I don’t normally talk about my work, but if I generalise this I reckon I can make a half-decent point about modern software practices.
I work with a set of tools provided by a best-in-class software house. These tools aren’t cheap, and we expect them to be good.
But we’ve been having problems with quality lately and this has caused me to be contacting the supplier for support.
I’ll spare the details, but basically, if I ran an upgrade of this software as the wrong user, it brought the whole system down.
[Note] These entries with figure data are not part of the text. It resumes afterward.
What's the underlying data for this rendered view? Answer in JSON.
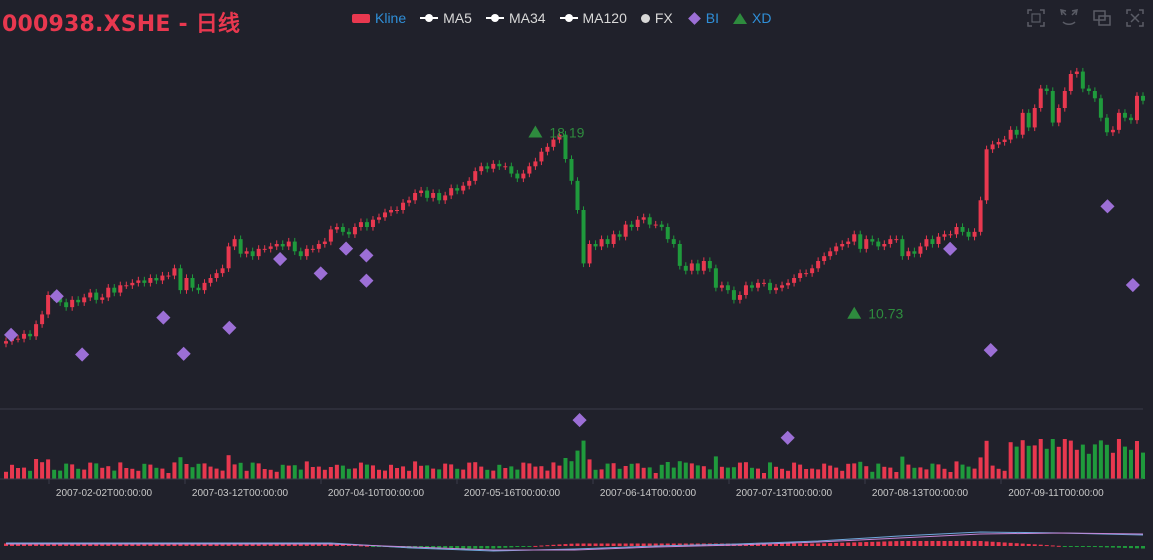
{
  "title": "000938.XSHE - 日线",
  "legend": [
    {
      "name": "Kline",
      "swatch": "rect",
      "color": "#e8384f",
      "text_color": "#2f8fd8"
    },
    {
      "name": "MA5",
      "swatch": "line",
      "color": "#ffffff",
      "text_color": "#d8d8d8"
    },
    {
      "name": "MA34",
      "swatch": "line",
      "color": "#ffffff",
      "text_color": "#d8d8d8"
    },
    {
      "name": "MA120",
      "swatch": "line",
      "color": "#ffffff",
      "text_color": "#d8d8d8"
    },
    {
      "name": "FX",
      "swatch": "dot",
      "color": "#d8d8d8",
      "text_color": "#d8d8d8"
    },
    {
      "name": "BI",
      "swatch": "diamond",
      "color": "#9c6fd6",
      "text_color": "#2f8fd8"
    },
    {
      "name": "XD",
      "swatch": "triangle",
      "color": "#2e8b3e",
      "text_color": "#2f8fd8"
    }
  ],
  "toolbox": [
    {
      "name": "zoom-select-icon"
    },
    {
      "name": "zoom-reset-icon"
    },
    {
      "name": "data-view-icon"
    },
    {
      "name": "restore-icon"
    }
  ],
  "colors": {
    "up": "#e8384f",
    "down": "#1f9a3c",
    "bi": "#9c6fd6",
    "xd": "#2e8b3e",
    "macd_dif": "#6fa8dc",
    "macd_dea": "#c486d6"
  },
  "chart_data": {
    "type": "candlestick",
    "x_ticks": [
      "2007-02-02T00:00:00",
      "2007-03-12T00:00:00",
      "2007-04-10T00:00:00",
      "2007-05-16T00:00:00",
      "2007-06-14T00:00:00",
      "2007-07-13T00:00:00",
      "2007-08-13T00:00:00",
      "2007-09-11T00:00:00"
    ],
    "y_range": [
      8.0,
      22.0
    ],
    "closes": [
      9.6,
      9.7,
      9.7,
      9.9,
      9.8,
      10.3,
      10.7,
      11.5,
      11.4,
      11.2,
      11.0,
      11.3,
      11.2,
      11.4,
      11.6,
      11.3,
      11.4,
      11.8,
      11.6,
      11.9,
      11.9,
      12.0,
      12.1,
      12.0,
      12.2,
      12.1,
      12.3,
      12.3,
      12.6,
      11.7,
      12.2,
      11.8,
      11.7,
      12.0,
      12.2,
      12.4,
      12.6,
      13.5,
      13.8,
      13.2,
      13.3,
      13.1,
      13.4,
      13.4,
      13.5,
      13.6,
      13.5,
      13.7,
      13.3,
      13.1,
      13.4,
      13.4,
      13.6,
      13.7,
      14.2,
      14.3,
      14.1,
      14.0,
      14.3,
      14.5,
      14.3,
      14.6,
      14.7,
      14.9,
      15.0,
      15.0,
      15.3,
      15.4,
      15.7,
      15.8,
      15.5,
      15.7,
      15.4,
      15.6,
      15.9,
      15.8,
      16.0,
      16.2,
      16.6,
      16.8,
      16.7,
      16.9,
      16.8,
      16.8,
      16.5,
      16.3,
      16.5,
      16.8,
      17.0,
      17.4,
      17.6,
      17.9,
      18.1,
      17.1,
      16.2,
      15.0,
      12.8,
      13.6,
      13.5,
      13.8,
      13.6,
      14.0,
      13.9,
      14.4,
      14.3,
      14.6,
      14.7,
      14.4,
      14.4,
      14.3,
      13.8,
      13.6,
      12.7,
      12.5,
      12.8,
      12.5,
      12.9,
      12.6,
      11.8,
      11.9,
      11.7,
      11.3,
      11.5,
      11.9,
      11.8,
      12.0,
      12.0,
      11.7,
      11.8,
      11.9,
      12.0,
      12.2,
      12.4,
      12.4,
      12.6,
      12.9,
      13.1,
      13.3,
      13.5,
      13.6,
      13.7,
      14.0,
      13.4,
      13.8,
      13.7,
      13.5,
      13.6,
      13.8,
      13.8,
      13.1,
      13.3,
      13.2,
      13.5,
      13.8,
      13.6,
      13.9,
      14.0,
      14.0,
      14.3,
      14.1,
      13.9,
      14.1,
      15.4,
      17.5,
      17.7,
      17.8,
      17.9,
      18.3,
      18.1,
      19.0,
      18.4,
      19.2,
      20.0,
      19.9,
      18.6,
      19.2,
      19.9,
      20.6,
      20.7,
      20.0,
      19.9,
      19.6,
      18.8,
      18.2,
      18.3,
      19.0,
      18.8,
      18.7,
      19.7,
      19.5
    ],
    "bi_points": [
      [
        1,
        16.06
      ],
      [
        10,
        17.65
      ],
      [
        15,
        15.25
      ],
      [
        31,
        16.77
      ],
      [
        35,
        15.28
      ],
      [
        44,
        16.35
      ],
      [
        54,
        19.18
      ],
      [
        62,
        18.59
      ],
      [
        67,
        19.61
      ],
      [
        71,
        18.29
      ],
      [
        71,
        19.33
      ],
      [
        113,
        12.55
      ],
      [
        154,
        11.82
      ],
      [
        186,
        19.6
      ],
      [
        194,
        15.43
      ],
      [
        217,
        21.35
      ],
      [
        222,
        18.11
      ]
    ],
    "xd_points": [
      [
        88,
        18.19,
        "18.19"
      ],
      [
        141,
        10.73,
        "10.73"
      ]
    ],
    "volume_series": [
      [
        0,
        28
      ],
      [
        1,
        27
      ],
      [
        2,
        25
      ],
      [
        3,
        33
      ],
      [
        4,
        22
      ],
      [
        5,
        24
      ],
      [
        6,
        22
      ],
      [
        7,
        28
      ],
      [
        8,
        20
      ],
      [
        9,
        27
      ],
      [
        10,
        22
      ],
      [
        11,
        24
      ],
      [
        12,
        26
      ],
      [
        13,
        23
      ],
      [
        14,
        34
      ],
      [
        15,
        34
      ],
      [
        16,
        36
      ],
      [
        17,
        28
      ],
      [
        18,
        26
      ],
      [
        19,
        25
      ],
      [
        20,
        22
      ],
      [
        21,
        22
      ],
      [
        22,
        22
      ],
      [
        23,
        24
      ],
      [
        24,
        28
      ],
      [
        25,
        22
      ],
      [
        26,
        22
      ],
      [
        27,
        22
      ]
    ],
    "macd": {
      "dif": [
        0.3,
        0.3,
        0.3,
        0.3,
        0.3,
        -0.2,
        -0.5,
        -0.3,
        0.0,
        0.2,
        0.5,
        1.0,
        1.4,
        1.3,
        1.1
      ],
      "dea": [
        0.2,
        0.2,
        0.2,
        0.2,
        0.2,
        -0.1,
        -0.4,
        -0.4,
        -0.1,
        0.1,
        0.4,
        0.8,
        1.2,
        1.3,
        1.2
      ]
    }
  }
}
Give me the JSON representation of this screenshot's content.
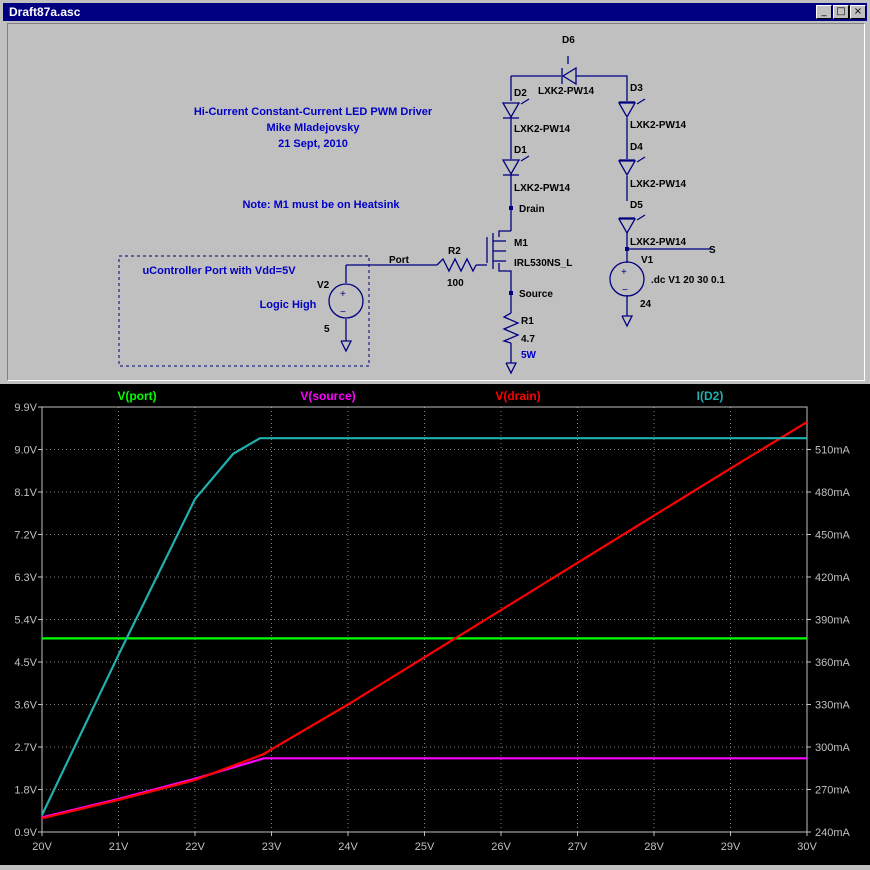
{
  "window": {
    "title": "Draft87a.asc",
    "controls": {
      "minimize": "_",
      "maximize": "□",
      "close": "×"
    }
  },
  "schematic": {
    "notes": [
      "Hi-Current Constant-Current LED PWM Driver",
      "Mike Mladejovsky",
      "21 Sept, 2010"
    ],
    "note_heatsink": "Note: M1 must be on Heatsink",
    "ucontroller_note": "uController Port with Vdd=5V",
    "logic_high": "Logic High",
    "components": {
      "D6": {
        "name": "D6",
        "value": "LXK2-PW14"
      },
      "D2": {
        "name": "D2",
        "value": "LXK2-PW14"
      },
      "D1": {
        "name": "D1",
        "value": "LXK2-PW14"
      },
      "D3": {
        "name": "D3",
        "value": "LXK2-PW14"
      },
      "D4": {
        "name": "D4",
        "value": "LXK2-PW14"
      },
      "D5": {
        "name": "D5",
        "value": "LXK2-PW14"
      },
      "M1": {
        "name": "M1",
        "value": "IRL530NS_L"
      },
      "R2": {
        "name": "R2",
        "value": "100"
      },
      "R1": {
        "name": "R1",
        "value": "4.7",
        "extra": "5W"
      },
      "V2": {
        "name": "V2",
        "value": "5"
      },
      "V1": {
        "name": "V1",
        "value": "24",
        "directive": ".dc V1 20 30 0.1"
      }
    },
    "net_labels": {
      "drain": "Drain",
      "source": "Source",
      "port": "Port",
      "s": "S"
    }
  },
  "chart_data": {
    "type": "line",
    "xlabel": "",
    "x_ticks": [
      "20V",
      "21V",
      "22V",
      "23V",
      "24V",
      "25V",
      "26V",
      "27V",
      "28V",
      "29V",
      "30V"
    ],
    "x_range": [
      20,
      30
    ],
    "y_left_ticks": [
      "0.9V",
      "1.8V",
      "2.7V",
      "3.6V",
      "4.5V",
      "5.4V",
      "6.3V",
      "7.2V",
      "8.1V",
      "9.0V",
      "9.9V"
    ],
    "y_left_range": [
      0.9,
      9.9
    ],
    "y_right_ticks": [
      "240mA",
      "270mA",
      "300mA",
      "330mA",
      "360mA",
      "390mA",
      "420mA",
      "450mA",
      "480mA",
      "510mA"
    ],
    "y_right_range": [
      240,
      540
    ],
    "grid": true,
    "series": [
      {
        "name": "V(port)",
        "axis": "left",
        "color": "#00ff00",
        "x": [
          20,
          30
        ],
        "values": [
          5.0,
          5.0
        ]
      },
      {
        "name": "V(source)",
        "axis": "left",
        "color": "#ff00ff",
        "x": [
          20,
          21,
          22,
          22.9,
          23,
          30
        ],
        "values": [
          1.21,
          1.6,
          2.03,
          2.46,
          2.46,
          2.46
        ]
      },
      {
        "name": "V(drain)",
        "axis": "left",
        "color": "#ff0000",
        "x": [
          20,
          21,
          22,
          22.9,
          23,
          24,
          25,
          26,
          27,
          28,
          29,
          30
        ],
        "values": [
          1.19,
          1.58,
          2.0,
          2.55,
          2.65,
          3.6,
          4.6,
          5.6,
          6.6,
          7.6,
          8.6,
          9.58
        ]
      },
      {
        "name": "I(D2)",
        "axis": "right",
        "color": "#20b0b0",
        "x": [
          20,
          21,
          22,
          22.5,
          22.85,
          23,
          30
        ],
        "values": [
          252,
          365,
          475,
          507,
          518,
          518,
          518
        ]
      }
    ]
  }
}
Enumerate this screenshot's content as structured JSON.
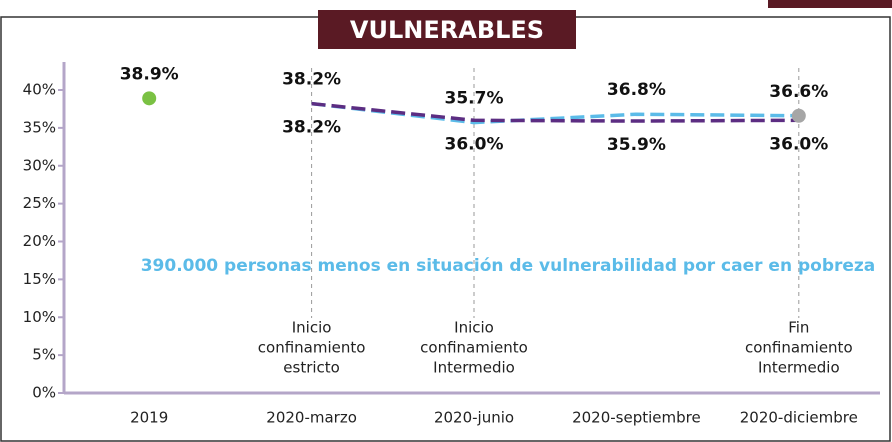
{
  "chart_data": {
    "type": "line",
    "title": "VULNERABLES",
    "categories": [
      "2019",
      "2020-marzo",
      "2020-junio",
      "2020-septiembre",
      "2020-diciembre"
    ],
    "series": [
      {
        "color": "#7ac143",
        "marker": "dot",
        "values": [
          38.9,
          null,
          null,
          null,
          null
        ],
        "value_labels": [
          "38.9%",
          null,
          null,
          null,
          null
        ],
        "label_position": "above"
      },
      {
        "color": "#5bbbe8",
        "dash": true,
        "values": [
          null,
          38.2,
          35.7,
          36.8,
          36.6
        ],
        "value_labels": [
          null,
          "38.2%",
          "35.7%",
          "36.8%",
          "36.6%"
        ],
        "label_position": "above"
      },
      {
        "color": "#5c2d82",
        "dash": true,
        "values": [
          null,
          38.2,
          36.0,
          35.9,
          36.0
        ],
        "value_labels": [
          null,
          "38.2%",
          "36.0%",
          "35.9%",
          "36.0%"
        ],
        "label_position": "below"
      }
    ],
    "end_marker_color": "#a6a6a6",
    "ylim": [
      0,
      40
    ],
    "yticks": [
      {
        "value": 0,
        "label": "0%"
      },
      {
        "value": 5,
        "label": "5%"
      },
      {
        "value": 10,
        "label": "10%"
      },
      {
        "value": 15,
        "label": "15%"
      },
      {
        "value": 20,
        "label": "20%"
      },
      {
        "value": 25,
        "label": "25%"
      },
      {
        "value": 30,
        "label": "30%"
      },
      {
        "value": 35,
        "label": "35%"
      },
      {
        "value": 40,
        "label": "40%"
      }
    ],
    "annotation": "390.000 personas menos en situación de vulnerabilidad por caer en pobreza",
    "event_lines": [
      {
        "x": "2020-marzo",
        "lines": [
          "Inicio",
          "confinamiento",
          "estricto"
        ]
      },
      {
        "x": "2020-junio",
        "lines": [
          "Inicio",
          "confinamiento",
          "Intermedio"
        ]
      },
      {
        "x": "2020-diciembre",
        "lines": [
          "Fin",
          "confinamiento",
          "Intermedio"
        ]
      }
    ]
  }
}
Testing for this condition with either:
- if user = “” then…
- if response from task is “insufficient privileges”
Seems like a simple and obvious thing to want to do.
Yet here’s the response I got:
“Generally all testing are done with the same single administrator user.”
Hmmm…OK. Now, I did a computing A’ level and in that we studied software testing and it was pretty much basic practice that you tested with:
- valid data
- invalid data
- data from the boundary of validity
So, for a percentage value which only has valid values between 0 and 100 you would test with, say:
- 20, 54 and 78
- -13, 1000
- -1, 0, 1, 99, 100, 101
You didn’t say: “I’m going to test with the value 50 every time” because it would rarely tell you anything useful about whether or not your software functons.
I’m assured that the quality assurances processes for this software are excellent, however, to miss a simple case like this makes me wonder, not just what other simple errors may not be tested for in my expensive, best-in-class software, but what’s happened to software development processes that this is allowed to happen.